A TYPICAL WATER INJECTION SYSTEM
The general purpose of a water injection system has already been stated. In a static or ready condition, injection system piping places a charged supply of freshwater under each missile. Should a missile accidentally ignite, blast pressure will activate the system. Instantly, a pressurized stream of freshwater injects into the core of the rocket motor. When the limited supply of freshwater is depleted, salt water (from the fire main supply) is used to continue the operation.
Once the injection system is activated, it must be secured manually. Additionally, provisions must be made to remove and discharge the large quantity of water remaining in the magazine. That is normally accomplished by a magazine drainage system and an overboard eductor system.
Why use freshwater? Freshwater is used because it does not promote corrosion as quickly as salt water, Salt water can ruin the piping and valves of the system. Normally, an additive to the freshwater slows any corrosive action and helps seal minor leakage.
Many of the water injection system components are located outside the magazine area. They function to maintain the system in a ready state and supply the freshwater and salt water. The components inside the magazine distribute and activate the injection system. Refer to figure 8-24 for a schematic illustration of a typical water injection system.

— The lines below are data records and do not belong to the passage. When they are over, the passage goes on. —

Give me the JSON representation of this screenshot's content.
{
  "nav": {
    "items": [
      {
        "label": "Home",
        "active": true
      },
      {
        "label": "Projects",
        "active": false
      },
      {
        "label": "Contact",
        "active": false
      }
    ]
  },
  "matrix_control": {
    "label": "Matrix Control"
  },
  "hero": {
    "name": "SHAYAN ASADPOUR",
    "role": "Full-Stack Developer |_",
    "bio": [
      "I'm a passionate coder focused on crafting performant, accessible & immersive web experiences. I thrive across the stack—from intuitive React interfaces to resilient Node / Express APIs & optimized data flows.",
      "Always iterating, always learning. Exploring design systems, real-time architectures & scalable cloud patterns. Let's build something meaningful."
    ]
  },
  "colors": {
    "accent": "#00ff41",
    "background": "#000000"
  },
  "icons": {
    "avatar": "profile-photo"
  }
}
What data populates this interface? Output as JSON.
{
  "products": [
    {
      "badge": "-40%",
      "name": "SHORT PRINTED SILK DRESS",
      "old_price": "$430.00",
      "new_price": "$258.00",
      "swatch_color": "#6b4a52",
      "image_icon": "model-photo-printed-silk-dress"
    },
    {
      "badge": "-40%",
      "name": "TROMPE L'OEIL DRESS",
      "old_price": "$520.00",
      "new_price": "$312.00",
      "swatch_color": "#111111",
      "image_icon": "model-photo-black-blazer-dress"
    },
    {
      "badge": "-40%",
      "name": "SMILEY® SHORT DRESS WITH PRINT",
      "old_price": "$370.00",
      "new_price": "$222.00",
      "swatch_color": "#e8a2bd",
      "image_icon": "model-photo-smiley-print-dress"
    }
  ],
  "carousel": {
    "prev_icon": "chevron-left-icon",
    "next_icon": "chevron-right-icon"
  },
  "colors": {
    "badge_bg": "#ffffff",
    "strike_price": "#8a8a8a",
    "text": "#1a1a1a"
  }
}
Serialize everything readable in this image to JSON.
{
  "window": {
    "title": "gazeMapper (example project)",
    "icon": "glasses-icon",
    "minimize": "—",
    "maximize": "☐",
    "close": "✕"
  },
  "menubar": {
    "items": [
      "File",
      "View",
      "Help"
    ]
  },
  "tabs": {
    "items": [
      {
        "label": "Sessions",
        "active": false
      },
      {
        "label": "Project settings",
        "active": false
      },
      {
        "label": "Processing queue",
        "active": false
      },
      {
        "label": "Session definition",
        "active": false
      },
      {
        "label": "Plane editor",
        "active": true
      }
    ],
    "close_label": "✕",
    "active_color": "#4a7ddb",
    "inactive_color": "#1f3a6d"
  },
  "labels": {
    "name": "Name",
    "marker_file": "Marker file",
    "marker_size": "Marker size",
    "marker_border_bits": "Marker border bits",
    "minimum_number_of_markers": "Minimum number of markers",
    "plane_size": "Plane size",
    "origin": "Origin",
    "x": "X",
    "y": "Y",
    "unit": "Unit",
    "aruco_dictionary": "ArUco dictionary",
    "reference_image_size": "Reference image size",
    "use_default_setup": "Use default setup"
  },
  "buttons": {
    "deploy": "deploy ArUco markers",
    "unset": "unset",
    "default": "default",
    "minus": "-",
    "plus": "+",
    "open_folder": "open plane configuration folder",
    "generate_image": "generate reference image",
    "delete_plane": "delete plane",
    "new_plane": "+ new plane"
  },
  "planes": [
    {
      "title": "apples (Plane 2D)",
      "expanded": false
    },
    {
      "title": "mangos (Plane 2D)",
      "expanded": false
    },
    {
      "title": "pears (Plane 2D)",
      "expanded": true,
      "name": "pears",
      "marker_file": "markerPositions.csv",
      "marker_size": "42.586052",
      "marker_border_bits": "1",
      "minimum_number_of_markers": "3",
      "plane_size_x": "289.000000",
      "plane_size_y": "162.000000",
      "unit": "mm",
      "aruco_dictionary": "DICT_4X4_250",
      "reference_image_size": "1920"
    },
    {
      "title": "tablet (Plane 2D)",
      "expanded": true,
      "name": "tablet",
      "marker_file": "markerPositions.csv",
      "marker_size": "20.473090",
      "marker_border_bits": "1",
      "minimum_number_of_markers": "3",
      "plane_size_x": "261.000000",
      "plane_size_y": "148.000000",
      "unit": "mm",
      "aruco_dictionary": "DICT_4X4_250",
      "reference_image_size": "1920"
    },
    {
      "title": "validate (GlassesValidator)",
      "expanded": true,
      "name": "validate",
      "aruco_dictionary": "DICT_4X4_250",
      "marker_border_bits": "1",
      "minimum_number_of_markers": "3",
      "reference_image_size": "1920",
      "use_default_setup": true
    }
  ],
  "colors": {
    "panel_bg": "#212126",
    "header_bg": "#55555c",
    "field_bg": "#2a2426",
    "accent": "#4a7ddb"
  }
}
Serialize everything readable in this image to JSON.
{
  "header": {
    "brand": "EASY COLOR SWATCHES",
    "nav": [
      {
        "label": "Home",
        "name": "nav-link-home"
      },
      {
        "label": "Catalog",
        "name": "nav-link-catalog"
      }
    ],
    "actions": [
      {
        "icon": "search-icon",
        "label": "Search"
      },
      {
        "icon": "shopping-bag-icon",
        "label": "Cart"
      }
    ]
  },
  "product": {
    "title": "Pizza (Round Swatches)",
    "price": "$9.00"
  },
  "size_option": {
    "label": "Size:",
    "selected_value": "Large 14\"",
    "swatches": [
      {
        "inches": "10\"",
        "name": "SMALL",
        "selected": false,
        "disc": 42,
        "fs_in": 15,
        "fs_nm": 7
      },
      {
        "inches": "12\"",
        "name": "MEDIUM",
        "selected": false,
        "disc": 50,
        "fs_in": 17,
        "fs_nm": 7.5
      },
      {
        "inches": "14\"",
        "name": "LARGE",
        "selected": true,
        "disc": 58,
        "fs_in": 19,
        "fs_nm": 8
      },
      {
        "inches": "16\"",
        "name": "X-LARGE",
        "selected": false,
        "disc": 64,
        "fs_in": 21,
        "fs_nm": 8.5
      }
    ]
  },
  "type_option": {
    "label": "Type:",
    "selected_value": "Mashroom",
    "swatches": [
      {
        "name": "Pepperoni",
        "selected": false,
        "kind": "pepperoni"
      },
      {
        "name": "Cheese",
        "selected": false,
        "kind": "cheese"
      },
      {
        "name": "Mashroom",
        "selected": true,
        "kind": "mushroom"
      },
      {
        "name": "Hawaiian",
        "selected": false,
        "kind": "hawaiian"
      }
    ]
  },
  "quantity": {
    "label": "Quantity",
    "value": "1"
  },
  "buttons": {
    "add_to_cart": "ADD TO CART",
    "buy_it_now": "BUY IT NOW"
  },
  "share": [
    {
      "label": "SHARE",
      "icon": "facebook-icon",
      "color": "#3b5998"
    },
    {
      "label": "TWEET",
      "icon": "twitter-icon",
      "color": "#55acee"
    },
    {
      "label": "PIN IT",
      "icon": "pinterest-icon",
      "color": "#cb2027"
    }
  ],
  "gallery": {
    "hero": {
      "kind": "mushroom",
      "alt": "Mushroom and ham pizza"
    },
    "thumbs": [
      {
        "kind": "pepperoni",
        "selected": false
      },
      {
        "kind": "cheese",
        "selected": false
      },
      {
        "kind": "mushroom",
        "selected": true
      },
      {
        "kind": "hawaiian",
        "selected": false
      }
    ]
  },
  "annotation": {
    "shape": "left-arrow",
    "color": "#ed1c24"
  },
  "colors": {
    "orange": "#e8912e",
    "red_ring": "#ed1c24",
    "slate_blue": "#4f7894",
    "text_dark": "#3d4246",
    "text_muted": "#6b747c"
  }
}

Figure 8-24.-A typical water injection system; these components are located outside the magazine.
EXTERNAL MAGAZINE COMPONENTS.- The compression tank of the injection system is usually located in a machinery room below or near the magazine. The tank is an enclosed structure, normally filled with freshwater to one half of its 125-gallon (approximate) capacity. The tank is then charged to 200 psi from a ship's HP air supply. The 200-psi freshwater pressure is transmitted throughout the injection piping network and remains in a static state under each missile.
A flow switch is installed in the outlet line of the tank. When the system does activate, freshwater flows through the switch. The switch actuates and energizes a variety of equipments. Examples include ship fire
pumps, alarm circuits, and eductor systems.
A check valve is also installed in the outlet line of the tank. When open, it permits freshwater to flow to the water injector piping. When closed, it prevents salt water from flowing back into the compression tank.
Another hydraulically operated check valve, designated the main check valve, is shown in figure 8-24. It isolates the fire main supply from the injection system until the system activates. In a static state, the 200-psi freshwater supply keeps the valve closed against the ship's fire main supply. (I&us assume fire main supply pressure is rated at 70 psi. Actual fire main pressure varies among ships.) However, when the system does activate, the 200-psi freshwater pressure will decrease. As fire main pressure equals or exceeds freshwater pressure, the main check valve opens. Salt water flows to the piping network of the system. A manually operated shutoff valve above the main check valve must be closed to secure the system.
INTERNAL MAGAZINE COMPONENTS.- The injection system piping network distributes injection water around the magazine base area. At every position a missile can come to rest, a standpipe is threaded into the supply lines. Attached to the top of the standpipe is a water injection (detector) nozzle. The unit is just a few inches below the tail cone of the rocket motor.
The main component parts of a detector nozzle (fig. 8-25) include a closure piston and an actuation piston. Three lock balls and a gold-wire spring pin connect the two pistons. The lock balls (1/4-inch ball bearings) are forced outward by the actuation piston. They serve to hold the closure piston in place against the 200-psi freshwater supply.
Figure 8-25.-Water injector (detector nozzle).
The actuation piston is held in place by the gold-wire spring pin. A force of approximately 16 pounds is required to break (or bend) the pin. Should a missile accidentally ignite, the pressure created by rocket motor exhaust acts on the top of the actuation piston. The piston is forced downward and breaks the pin. The lock balls drop into the throat of the nozzle and release the closure piston. The 200-psi freshwater pressure forces the closure piston upward to activate the injection system.